Xposed: Filme über sexuelle Identität(en)


Xposed_2017_PlakatVom 11. bis 14. Mai geht im Kino Moviemento die zwölfte Ausgabe des Xposed International Queer Film Festivals an den Start. Treu nach dem Motto “experimentell, unangepasst, sex-positiv”, wie es die Festivalleiter Michael Stütz und Bartholomew Sammut ausdrücken, präsentiert sich auch in diesem Jahr das vielseitige Programm. Dabei hat das Publikum die Wahl zwischen Spielfilmen, Dokumentationen und Kurzfilmen, die in verschiedenen Vorführblöcken zusammengefasst sind.
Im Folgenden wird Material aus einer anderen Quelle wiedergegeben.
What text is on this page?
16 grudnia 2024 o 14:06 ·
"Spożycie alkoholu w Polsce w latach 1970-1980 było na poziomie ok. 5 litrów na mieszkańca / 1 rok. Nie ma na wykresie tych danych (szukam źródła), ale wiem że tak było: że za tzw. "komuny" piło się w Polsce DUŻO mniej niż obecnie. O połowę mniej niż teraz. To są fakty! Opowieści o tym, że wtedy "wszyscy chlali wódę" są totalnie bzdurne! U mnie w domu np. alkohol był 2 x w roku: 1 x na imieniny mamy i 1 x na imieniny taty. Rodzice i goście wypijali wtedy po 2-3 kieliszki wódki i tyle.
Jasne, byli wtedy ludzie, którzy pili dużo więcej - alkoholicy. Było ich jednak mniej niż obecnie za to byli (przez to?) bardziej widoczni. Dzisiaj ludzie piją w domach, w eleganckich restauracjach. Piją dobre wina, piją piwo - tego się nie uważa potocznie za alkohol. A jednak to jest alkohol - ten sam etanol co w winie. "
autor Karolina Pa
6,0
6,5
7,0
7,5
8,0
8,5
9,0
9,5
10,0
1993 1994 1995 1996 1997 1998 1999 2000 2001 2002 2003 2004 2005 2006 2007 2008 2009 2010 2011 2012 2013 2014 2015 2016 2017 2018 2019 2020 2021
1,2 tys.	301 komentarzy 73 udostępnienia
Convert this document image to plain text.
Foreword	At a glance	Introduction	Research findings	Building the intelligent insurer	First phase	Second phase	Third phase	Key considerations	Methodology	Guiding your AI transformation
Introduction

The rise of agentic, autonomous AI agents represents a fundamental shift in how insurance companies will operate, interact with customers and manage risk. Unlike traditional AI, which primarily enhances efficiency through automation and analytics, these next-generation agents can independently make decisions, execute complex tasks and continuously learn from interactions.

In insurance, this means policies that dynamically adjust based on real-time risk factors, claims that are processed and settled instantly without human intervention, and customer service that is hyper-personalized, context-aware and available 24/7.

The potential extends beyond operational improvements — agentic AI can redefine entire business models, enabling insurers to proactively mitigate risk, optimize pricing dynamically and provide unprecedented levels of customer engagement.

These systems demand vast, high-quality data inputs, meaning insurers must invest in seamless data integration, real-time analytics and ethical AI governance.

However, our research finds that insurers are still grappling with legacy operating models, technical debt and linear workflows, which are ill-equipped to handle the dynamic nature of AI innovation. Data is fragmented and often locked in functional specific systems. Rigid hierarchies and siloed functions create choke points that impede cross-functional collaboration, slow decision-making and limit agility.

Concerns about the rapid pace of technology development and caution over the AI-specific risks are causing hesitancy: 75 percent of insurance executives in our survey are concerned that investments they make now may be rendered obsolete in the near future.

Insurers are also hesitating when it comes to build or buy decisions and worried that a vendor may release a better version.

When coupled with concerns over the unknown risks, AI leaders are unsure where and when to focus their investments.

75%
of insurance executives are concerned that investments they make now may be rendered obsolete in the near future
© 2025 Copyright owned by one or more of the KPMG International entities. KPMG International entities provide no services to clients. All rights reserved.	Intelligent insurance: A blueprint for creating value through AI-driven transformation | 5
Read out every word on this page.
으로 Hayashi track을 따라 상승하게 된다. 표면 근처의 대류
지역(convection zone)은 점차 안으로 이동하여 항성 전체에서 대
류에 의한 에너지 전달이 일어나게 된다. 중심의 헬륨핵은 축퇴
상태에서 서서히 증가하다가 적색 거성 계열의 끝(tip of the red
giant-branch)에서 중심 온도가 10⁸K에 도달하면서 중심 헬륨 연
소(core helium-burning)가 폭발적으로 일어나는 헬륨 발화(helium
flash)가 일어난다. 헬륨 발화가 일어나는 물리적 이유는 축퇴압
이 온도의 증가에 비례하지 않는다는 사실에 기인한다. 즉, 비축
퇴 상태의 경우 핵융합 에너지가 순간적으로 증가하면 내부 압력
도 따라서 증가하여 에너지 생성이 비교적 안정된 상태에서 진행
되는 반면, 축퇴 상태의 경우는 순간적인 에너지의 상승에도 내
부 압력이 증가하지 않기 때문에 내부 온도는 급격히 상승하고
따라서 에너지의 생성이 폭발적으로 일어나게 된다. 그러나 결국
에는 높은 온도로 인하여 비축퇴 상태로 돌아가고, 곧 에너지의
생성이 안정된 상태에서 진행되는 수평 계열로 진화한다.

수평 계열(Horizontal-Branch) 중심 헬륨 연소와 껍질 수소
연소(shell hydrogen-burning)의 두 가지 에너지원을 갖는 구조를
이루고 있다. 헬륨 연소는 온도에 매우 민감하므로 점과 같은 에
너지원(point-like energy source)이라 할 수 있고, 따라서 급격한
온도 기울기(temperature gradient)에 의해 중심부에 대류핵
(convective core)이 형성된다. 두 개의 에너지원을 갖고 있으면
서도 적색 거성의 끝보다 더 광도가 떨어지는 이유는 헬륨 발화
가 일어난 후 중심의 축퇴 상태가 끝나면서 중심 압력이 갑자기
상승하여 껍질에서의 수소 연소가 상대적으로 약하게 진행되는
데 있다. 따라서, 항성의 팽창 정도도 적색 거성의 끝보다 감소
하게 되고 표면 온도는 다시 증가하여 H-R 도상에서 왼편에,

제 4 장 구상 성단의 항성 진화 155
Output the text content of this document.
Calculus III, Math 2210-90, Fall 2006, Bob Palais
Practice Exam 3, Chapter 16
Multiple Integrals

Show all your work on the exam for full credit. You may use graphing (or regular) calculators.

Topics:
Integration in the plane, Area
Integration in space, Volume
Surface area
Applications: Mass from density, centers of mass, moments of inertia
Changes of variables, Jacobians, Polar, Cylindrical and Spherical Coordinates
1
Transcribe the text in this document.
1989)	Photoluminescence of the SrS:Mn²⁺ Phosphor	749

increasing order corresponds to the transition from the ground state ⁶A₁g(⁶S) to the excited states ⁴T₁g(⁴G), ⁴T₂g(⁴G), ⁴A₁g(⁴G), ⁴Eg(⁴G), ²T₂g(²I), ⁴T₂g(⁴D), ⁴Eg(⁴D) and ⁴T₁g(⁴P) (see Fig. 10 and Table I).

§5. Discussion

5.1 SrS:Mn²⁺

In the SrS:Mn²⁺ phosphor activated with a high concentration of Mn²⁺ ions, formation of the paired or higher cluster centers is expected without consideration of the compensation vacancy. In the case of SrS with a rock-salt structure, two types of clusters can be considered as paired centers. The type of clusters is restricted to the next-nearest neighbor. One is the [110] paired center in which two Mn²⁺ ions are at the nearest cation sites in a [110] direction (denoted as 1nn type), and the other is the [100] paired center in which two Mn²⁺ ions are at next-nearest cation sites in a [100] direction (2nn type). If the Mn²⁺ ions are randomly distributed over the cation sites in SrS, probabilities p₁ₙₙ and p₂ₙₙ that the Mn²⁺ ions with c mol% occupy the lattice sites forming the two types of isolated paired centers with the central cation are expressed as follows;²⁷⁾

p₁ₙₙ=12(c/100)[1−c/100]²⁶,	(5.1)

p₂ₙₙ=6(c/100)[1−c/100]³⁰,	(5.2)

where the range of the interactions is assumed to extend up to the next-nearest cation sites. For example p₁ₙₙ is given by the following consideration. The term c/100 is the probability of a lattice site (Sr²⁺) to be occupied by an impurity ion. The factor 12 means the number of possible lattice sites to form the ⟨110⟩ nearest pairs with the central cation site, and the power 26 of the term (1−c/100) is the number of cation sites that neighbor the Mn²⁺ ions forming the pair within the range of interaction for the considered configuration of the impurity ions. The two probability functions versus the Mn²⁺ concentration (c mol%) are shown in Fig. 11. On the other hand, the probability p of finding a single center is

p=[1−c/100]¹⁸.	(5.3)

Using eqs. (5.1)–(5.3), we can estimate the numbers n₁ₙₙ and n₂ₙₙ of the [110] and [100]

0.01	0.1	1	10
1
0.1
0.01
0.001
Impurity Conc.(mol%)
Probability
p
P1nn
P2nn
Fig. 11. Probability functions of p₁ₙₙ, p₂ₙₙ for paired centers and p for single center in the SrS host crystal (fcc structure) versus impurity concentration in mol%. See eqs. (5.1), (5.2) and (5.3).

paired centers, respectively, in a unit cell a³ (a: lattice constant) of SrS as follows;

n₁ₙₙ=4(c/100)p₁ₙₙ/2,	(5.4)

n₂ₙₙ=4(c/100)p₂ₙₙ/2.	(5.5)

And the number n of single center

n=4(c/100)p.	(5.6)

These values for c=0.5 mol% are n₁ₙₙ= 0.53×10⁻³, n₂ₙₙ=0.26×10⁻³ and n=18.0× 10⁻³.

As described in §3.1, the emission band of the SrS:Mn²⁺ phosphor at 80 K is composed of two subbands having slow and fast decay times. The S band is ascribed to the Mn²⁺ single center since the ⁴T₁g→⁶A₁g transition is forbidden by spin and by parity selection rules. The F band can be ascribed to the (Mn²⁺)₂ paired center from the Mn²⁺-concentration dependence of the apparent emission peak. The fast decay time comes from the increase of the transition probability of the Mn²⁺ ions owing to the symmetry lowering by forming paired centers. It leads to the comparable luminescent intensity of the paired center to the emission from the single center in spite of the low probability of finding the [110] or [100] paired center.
Traditionellerweise mischen sich aktuelle mit ältere Filmproduktionen, die eine alternative Geschichte des homoerotischen Films nachzeichnen. Zu den historischen Beiträgen des diesjährigen Programms gehört Wieland Specks “Wrestler” von 1985. Der Film wurde als Fernsehspiel produziert und beschreibt die Geschichte eines jungen West-Berliners, der sich während eines Tagesausfluges in die DDR in einen Ost-Berliner verliebt. Um zusammensein zu können, nehmen die beiden hohe Gefahren in Kauf, die von einer Flucht in den Westen ausgehen. Speck fungiert seit über drei Jahrzehnten als führende Identifikationsfigur der Berliner Homosexuellengemeinde, indem er als Leiter der Sektion Panorama an der Berlinale offen für das Thema alternative Sexualitätsformen im Film ist und stellvertretend für den Teddy Award steht. Mit der Vorführung von “Wrestler” ehrt das Festival diese ikonische Person.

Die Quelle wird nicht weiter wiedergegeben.